Rimbaud's heroic definition of the artist previously mentioned would be immensely attractive in itself, but even more to be valued—as one thinks of the hundred years—is the formal improvisation he was able to make hold against the canons of French literary style. Baudelaire's Paris Spleen , which one presumes him to have known, would be a useful precedent, but it does not anticipate the genius of his own invention or the impact it will have on all formal device in French poetry. "For Rimbaud," as John Porter Houston aptly says in The Design of Rimbaud's Poetry (1963), "a style is a system suited to a specific poetic conception and not to an author's characteristic mode of expression."

With that useful point in mind, one can then judge the parallel of Williams' situation in the composition of Kora in Hell (1920) or the Improvisations , as he also calls them: "I let the imagination have its own way to see if it could save itself.
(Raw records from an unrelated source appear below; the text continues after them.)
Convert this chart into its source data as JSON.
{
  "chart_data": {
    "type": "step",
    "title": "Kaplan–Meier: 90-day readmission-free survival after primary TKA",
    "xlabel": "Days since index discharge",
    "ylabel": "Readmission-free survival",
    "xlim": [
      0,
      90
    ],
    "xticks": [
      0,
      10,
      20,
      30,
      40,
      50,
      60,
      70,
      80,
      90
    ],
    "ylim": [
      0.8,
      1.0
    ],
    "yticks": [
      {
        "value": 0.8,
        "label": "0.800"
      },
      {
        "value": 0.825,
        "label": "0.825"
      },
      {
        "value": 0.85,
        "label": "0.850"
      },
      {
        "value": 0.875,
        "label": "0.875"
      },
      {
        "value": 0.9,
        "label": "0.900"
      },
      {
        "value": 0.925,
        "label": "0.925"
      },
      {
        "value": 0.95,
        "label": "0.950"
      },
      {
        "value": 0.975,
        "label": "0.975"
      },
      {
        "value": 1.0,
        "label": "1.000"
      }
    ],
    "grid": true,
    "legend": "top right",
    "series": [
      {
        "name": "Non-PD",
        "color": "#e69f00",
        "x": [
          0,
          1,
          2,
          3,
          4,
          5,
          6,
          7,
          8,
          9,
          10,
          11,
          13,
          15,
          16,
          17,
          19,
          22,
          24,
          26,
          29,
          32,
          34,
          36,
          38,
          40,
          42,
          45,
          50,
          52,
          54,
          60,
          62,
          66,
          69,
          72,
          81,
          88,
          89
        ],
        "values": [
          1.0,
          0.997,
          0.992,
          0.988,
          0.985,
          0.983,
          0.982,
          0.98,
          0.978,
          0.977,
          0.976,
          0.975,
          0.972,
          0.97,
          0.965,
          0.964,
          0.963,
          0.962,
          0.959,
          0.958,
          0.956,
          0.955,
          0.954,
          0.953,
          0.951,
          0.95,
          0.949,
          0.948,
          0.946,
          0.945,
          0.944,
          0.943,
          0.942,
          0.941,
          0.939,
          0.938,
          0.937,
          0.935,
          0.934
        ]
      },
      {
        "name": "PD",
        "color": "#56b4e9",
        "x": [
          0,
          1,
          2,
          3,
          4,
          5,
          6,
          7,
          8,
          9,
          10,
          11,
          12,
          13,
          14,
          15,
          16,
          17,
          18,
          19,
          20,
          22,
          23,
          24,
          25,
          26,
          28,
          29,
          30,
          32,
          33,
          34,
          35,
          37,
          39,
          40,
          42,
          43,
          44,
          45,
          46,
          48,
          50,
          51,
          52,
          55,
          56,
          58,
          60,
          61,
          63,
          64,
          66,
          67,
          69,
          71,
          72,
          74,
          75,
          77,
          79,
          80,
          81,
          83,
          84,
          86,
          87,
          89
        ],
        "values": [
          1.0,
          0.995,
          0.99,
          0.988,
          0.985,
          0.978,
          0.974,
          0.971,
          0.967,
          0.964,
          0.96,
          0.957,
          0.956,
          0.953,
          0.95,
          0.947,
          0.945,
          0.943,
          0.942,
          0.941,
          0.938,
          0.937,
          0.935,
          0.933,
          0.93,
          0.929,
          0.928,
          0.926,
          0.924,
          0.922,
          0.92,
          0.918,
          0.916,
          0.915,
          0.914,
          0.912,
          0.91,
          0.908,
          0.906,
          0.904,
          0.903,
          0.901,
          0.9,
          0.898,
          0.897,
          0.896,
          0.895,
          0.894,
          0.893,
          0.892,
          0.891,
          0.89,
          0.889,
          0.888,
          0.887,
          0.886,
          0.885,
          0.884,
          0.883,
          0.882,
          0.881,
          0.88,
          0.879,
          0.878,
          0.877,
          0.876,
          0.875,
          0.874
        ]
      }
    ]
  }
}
Something very definite came of it. I found myself alleviated but most important I began there and then to revalue experience, to understand what I was at—" (Spring and All , IX, 1923). Ezra Pound's response was wryly abrupt: "But what the French real reader would say to your Improvisations is Voui, g(h)a j(h)ai déjà (f)vu g(h)a g(h)a c'est de R(h)imb(h)aud!!" The quotation comes from Stephen Fredman's Poet's Prose (1983) and is used, paradoxically, to emphasize that Williams did not know Rimbaud's work specifically—or, to quote another of Fredman's sources, Mike Weaver: " . . . as Williams informed René Taupin, his knowledge of French culture was visual and not literary."

So it is, curiously enough, Gilbert Sorrentino who serves as their introduction in many ways indeed. As one might well expect, the factors and habits of his attention are solidly American, as are Williams'. Thus Rimbaud's A in "Voyelles" ("black hairy corset of the bursting flies which buzz around the cruel stench, gulfs of shadow") becomes ground for more thoughtful consideration in Sorrentino: "On the bookcase, a fly. In the mind, A."

So too the d of the word "glazed" in that most familiar of all Williams' poems:

so much depends

a red wheel


glazed with rain

beside the white

"I take the d of that word as my excuse for this chapter" ("D")—which has been at such pains to separate writing from the simple excuse of an intention. "One wishes to say simply that the writer cannot escape the words of his story, he cannot escape into an idea at all."

Neither can he escape the compacted habit his life has been given. "I walk through the world, aging with each step. It is the only world I have, and I am compelled to accept its raw materials, that is, those materials it is given me to deal with. One must find some structure, even if it be this haphazard one of the alphabet." There is no securing point, no compelling and relieving reason. Yet, as with Williams, he knows the perfect: "K-K-K-KOUFAX!"

There is also the moral of the writing, any writing, that he shares with Williams, "the government of words." "They want politics and think it will save them. At best, it gives direction to their numbed desires. But there is no politics but the manipulation of power through language. Thus the latter's constant debasement." So it is that the "President" is simply a figure precise to an imagination and conduct, "who takes care to cross all his t's. Yet he cannot hear this tolling bell." Or, "the true President of the Republic," Lester Young. The Prez. "He holds a tenor saxophone. On the bed is his clarinet." For C .

But all this seems to have been said, or about to be, in that such work as this takes one far beyond the limits of a prescription. Always something, like they say. Always room for one more.